The principle research goals of the Cardiac Development and Regeneration (D&R) theme are to:
- improve the current understanding of the molecular and cellular inputs that control normal cardiovascular development
- decipher the mechanisms that cause CHD and an increased susceptibility for acquired CVD
- identify developmental gene programmes and embryonic cell potential as targets for reactivation in adult cardiovascular tissues following disease or injury
- establish novel therapeutic strategies designed to regenerate, repair and replace affected tissues
The direct application of developmental biology to regenerative medicine is a major strategic goal across the CRE and is underpinned by the virtual BHF Oxbridge Centre for Regenerative Medicine.

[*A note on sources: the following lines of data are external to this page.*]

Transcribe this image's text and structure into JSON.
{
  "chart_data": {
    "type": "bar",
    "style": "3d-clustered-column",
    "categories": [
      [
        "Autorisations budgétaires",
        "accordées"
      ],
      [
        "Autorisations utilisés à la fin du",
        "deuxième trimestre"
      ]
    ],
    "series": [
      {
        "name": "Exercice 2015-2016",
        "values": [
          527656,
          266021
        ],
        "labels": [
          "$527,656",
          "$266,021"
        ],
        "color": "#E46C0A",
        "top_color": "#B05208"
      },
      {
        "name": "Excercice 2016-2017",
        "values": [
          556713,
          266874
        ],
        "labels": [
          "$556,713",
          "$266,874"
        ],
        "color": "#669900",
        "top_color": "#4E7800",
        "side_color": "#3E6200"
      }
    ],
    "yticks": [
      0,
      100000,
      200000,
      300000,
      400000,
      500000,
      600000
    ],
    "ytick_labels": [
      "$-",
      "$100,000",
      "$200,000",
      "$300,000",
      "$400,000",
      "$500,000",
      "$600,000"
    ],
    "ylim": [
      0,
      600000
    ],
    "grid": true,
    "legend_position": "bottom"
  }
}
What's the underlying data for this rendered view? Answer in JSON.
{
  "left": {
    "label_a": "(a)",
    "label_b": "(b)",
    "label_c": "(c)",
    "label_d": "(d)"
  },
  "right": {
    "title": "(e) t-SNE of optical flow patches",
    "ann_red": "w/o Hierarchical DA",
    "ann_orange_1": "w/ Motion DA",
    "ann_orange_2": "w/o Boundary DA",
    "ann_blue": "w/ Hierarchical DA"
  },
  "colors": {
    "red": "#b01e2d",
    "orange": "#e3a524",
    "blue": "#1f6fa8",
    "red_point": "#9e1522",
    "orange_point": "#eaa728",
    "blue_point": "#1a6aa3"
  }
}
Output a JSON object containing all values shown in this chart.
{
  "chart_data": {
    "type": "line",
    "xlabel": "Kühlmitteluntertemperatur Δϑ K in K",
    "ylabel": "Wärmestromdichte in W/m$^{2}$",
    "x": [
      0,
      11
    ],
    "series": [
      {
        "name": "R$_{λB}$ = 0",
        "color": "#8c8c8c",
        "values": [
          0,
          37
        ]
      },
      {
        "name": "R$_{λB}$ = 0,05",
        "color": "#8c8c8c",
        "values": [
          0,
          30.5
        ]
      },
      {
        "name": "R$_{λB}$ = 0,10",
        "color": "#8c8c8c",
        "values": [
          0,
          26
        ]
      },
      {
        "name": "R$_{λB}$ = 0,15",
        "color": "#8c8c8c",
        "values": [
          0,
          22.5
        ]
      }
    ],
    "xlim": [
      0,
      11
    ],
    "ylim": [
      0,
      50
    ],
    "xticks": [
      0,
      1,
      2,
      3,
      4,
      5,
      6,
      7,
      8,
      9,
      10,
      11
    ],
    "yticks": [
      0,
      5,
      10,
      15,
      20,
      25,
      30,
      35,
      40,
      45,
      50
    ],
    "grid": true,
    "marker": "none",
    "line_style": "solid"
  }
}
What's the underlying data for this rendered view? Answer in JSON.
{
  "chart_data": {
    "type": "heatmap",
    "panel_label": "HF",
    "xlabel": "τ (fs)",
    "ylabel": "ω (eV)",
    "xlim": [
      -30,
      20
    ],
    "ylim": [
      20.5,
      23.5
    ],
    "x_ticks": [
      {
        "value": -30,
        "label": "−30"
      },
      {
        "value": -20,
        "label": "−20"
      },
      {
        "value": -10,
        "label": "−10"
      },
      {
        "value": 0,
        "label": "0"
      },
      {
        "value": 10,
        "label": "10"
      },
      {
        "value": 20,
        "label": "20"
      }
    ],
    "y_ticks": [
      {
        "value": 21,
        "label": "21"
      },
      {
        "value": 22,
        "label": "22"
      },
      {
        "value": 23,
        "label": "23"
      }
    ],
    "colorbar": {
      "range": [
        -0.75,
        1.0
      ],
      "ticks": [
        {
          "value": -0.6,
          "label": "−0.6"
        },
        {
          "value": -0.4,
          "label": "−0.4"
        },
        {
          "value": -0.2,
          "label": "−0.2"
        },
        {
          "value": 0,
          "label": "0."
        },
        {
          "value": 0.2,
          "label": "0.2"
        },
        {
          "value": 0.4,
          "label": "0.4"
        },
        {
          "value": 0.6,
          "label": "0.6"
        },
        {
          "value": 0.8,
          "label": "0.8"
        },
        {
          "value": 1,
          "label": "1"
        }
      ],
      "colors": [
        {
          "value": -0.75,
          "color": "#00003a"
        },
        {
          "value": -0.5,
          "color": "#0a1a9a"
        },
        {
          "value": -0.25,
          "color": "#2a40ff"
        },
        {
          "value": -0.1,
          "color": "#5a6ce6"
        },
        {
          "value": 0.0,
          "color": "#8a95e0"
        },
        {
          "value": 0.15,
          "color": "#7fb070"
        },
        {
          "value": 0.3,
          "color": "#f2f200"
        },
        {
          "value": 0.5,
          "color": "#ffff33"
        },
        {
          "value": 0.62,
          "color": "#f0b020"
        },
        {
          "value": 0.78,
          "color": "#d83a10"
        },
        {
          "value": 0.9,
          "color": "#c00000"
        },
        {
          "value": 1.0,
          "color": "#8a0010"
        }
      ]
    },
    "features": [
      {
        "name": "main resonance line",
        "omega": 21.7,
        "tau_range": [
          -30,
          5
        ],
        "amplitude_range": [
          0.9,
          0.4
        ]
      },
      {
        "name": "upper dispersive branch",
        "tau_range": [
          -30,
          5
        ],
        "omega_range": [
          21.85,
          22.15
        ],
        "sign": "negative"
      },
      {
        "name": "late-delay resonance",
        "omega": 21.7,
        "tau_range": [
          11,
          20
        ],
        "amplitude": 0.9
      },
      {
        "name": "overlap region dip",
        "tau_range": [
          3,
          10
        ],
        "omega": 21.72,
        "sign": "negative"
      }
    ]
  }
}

The D&R theme incorporates active research programmes in developmental biology that extend across multiple animal model systems (mouse, chick, Xenopus, zebrafish, Medaka and the Mexican Cavefish) and extrapolate to human CHD and human iPSC models of CVD. Research synergy exists via neighbouring CRE themes in Vascular Biology and Myocardial Biology, underpinned by investigators from DPAG, the Dunn School of Pathology, the WIMM and Department of Cardiovascular Medicine. Specific expertise exists in embryology, stem cell biology, cellular reprogramming, disease modelling, transcription factor signalling, gene targeting and editing and high resolution live imaging. Genomics and epigenetics, combined with statistical and mathematical modeling, systems biology and bioinformatics are incorporated via the Genetics & Inherited Diseases theme, to establish clinical evidence for genes and pathways that determine CHD. Partnerships with the Target Discovery theme seek to devise efficient pharmacological approaches to control cardiovascular cell differentiation and function, to probe pathways for novel cardiac developmental and disease candidate genes and to target disease progression, drug screening and treatment.